Fast User Switching

[msj1542]

I would like to add the functionality for an app to run on a shared computer that numerous staff members interact with, but still allow them to log on and off in a quick/efficient way. One way I can envision this happening (and I am open to any other suggestions as well if anyone has any input), but Im not sure if there is an easy/straightforward way to implement this, would flow like this: A user logs in with his or her username/password in the morning/beginning of his shift, and "clock-in" or someway of making this user "active." Then then after use he clicks a button to log out/switch user/etc. which exists to the login screen, but if he is still "active"/"clocked-in" his or her login credentials are reduced to either two characters (initials, or something), or a user icon to click, or something else, and a four digit pin instead of the traditional password. This functionality would remain in place until either A. he or she "clocks-out" or B. the date changes at 12am, whichever happened first, and then that users status would change to inactive in the system and he or she would have to put in their original username and full password and "clock-in" again to initiate this quick switching functionality.

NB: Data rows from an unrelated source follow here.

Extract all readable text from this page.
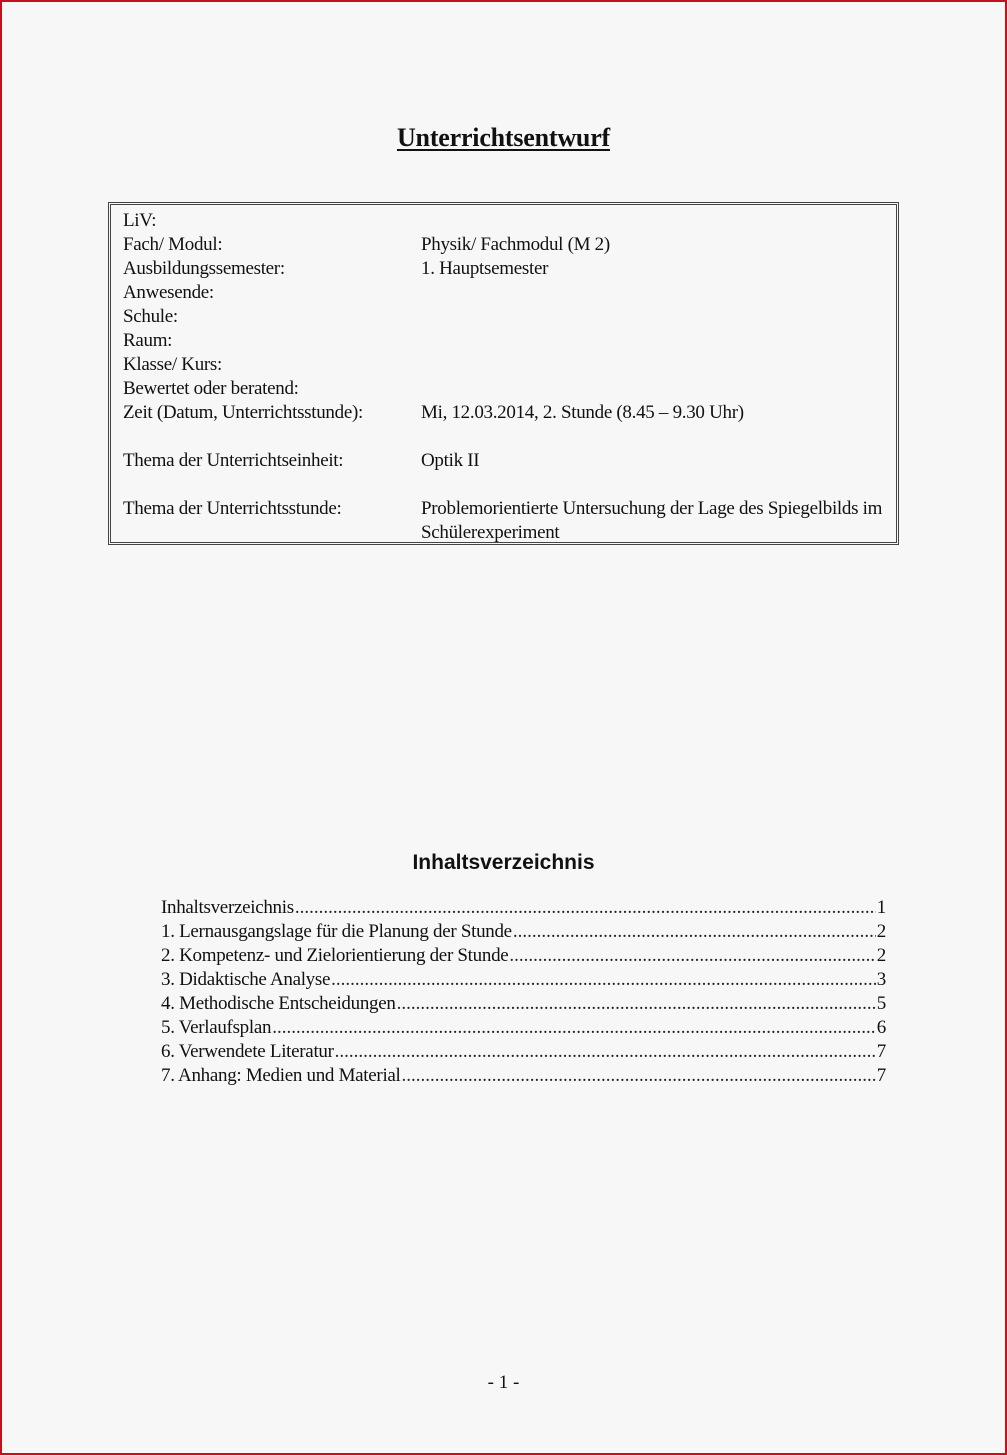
Unterrichtsentwurf
LiV:
Fach/ Modul:	Physik/ Fachmodul (M 2)
Ausbildungssemester:	1. Hauptsemester
Anwesende:
Schule:
Raum:
Klasse/ Kurs:
Bewertet oder beratend:
Zeit (Datum, Unterrichtsstunde):	Mi, 12.03.2014, 2. Stunde (8.45 – 9.30 Uhr)
Thema der Unterrichtseinheit:	Optik II
Thema der Unterrichtsstunde:	Problemorientierte Untersuchung der Lage des Spiegelbilds im Schülerexperiment
Inhaltsverzeichnis
Inhaltsverzeichnis .....	1
1. Lernausgangslage für die Planung der Stunde .....	2
2. Kompetenz- und Zielorientierung der Stunde .....	2
3. Didaktische Analyse .....	3
4. Methodische Entscheidungen .....	5
5. Verlaufsplan .....	6
6. Verwendete Literatur .....	7
7. Anhang: Medien und Material .....	7
- 1 -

I know this sounds like it could be a trivial feature for a small value add, but I would like to make a transition between users as seamless as possible to discourage people from simply "not" doing it, and running the risk of users by accident (or through laziness) interacting with the app through the wrong users credentials, so that permissions and audit tracking remains accurate.

As I said, I am open to any other suggestions on how to make this possible too, but in thinking through it in my mind that was about the best way I could come up with.

[melohagan]

Hi @msj1542

If security is important for your application, then it's probably best not to compromise on the Authentication.

The fact that a shared computer is being used will require a level of trust between the staff members.

Maybe you could use shared accounts based on the access role. So a basic account, developer account and admin account.

Only one or two members of staff could access the admin account, and then the basic / developer accounts could be shared between those that need them.

[msj1542]

I considered that, but in doing that it would eliminate the audit trail for knowing which user made changes/updates/etc. Like I said, this feature isnt a "necessity," but I feel like just this alone could drastically speed up and simplify log on/offs not having to go through the "full" login process every time, numerous times a day, and when in a fast paced situation, in many cases.

I was also thinking, combined with this at the end of each of the main/most commonly used forms have two buttons: "Save" and "Save and Log Off" to eliminate yet another step in the process.

If there were a way to allow someone essentially two passwords, a short and a long password (short being a four digit pin, and the long being a standard one with respective character parameters), but the short one can only be used when that person is clocked in and active within the system that day, and they have to change this pin every 30 days or something, for example.

Then, if there were a way to implement this same functionality to a username, where they have a full username and then a short one (2 character, or something) and the short only works when they are active, this would be a bonus too =].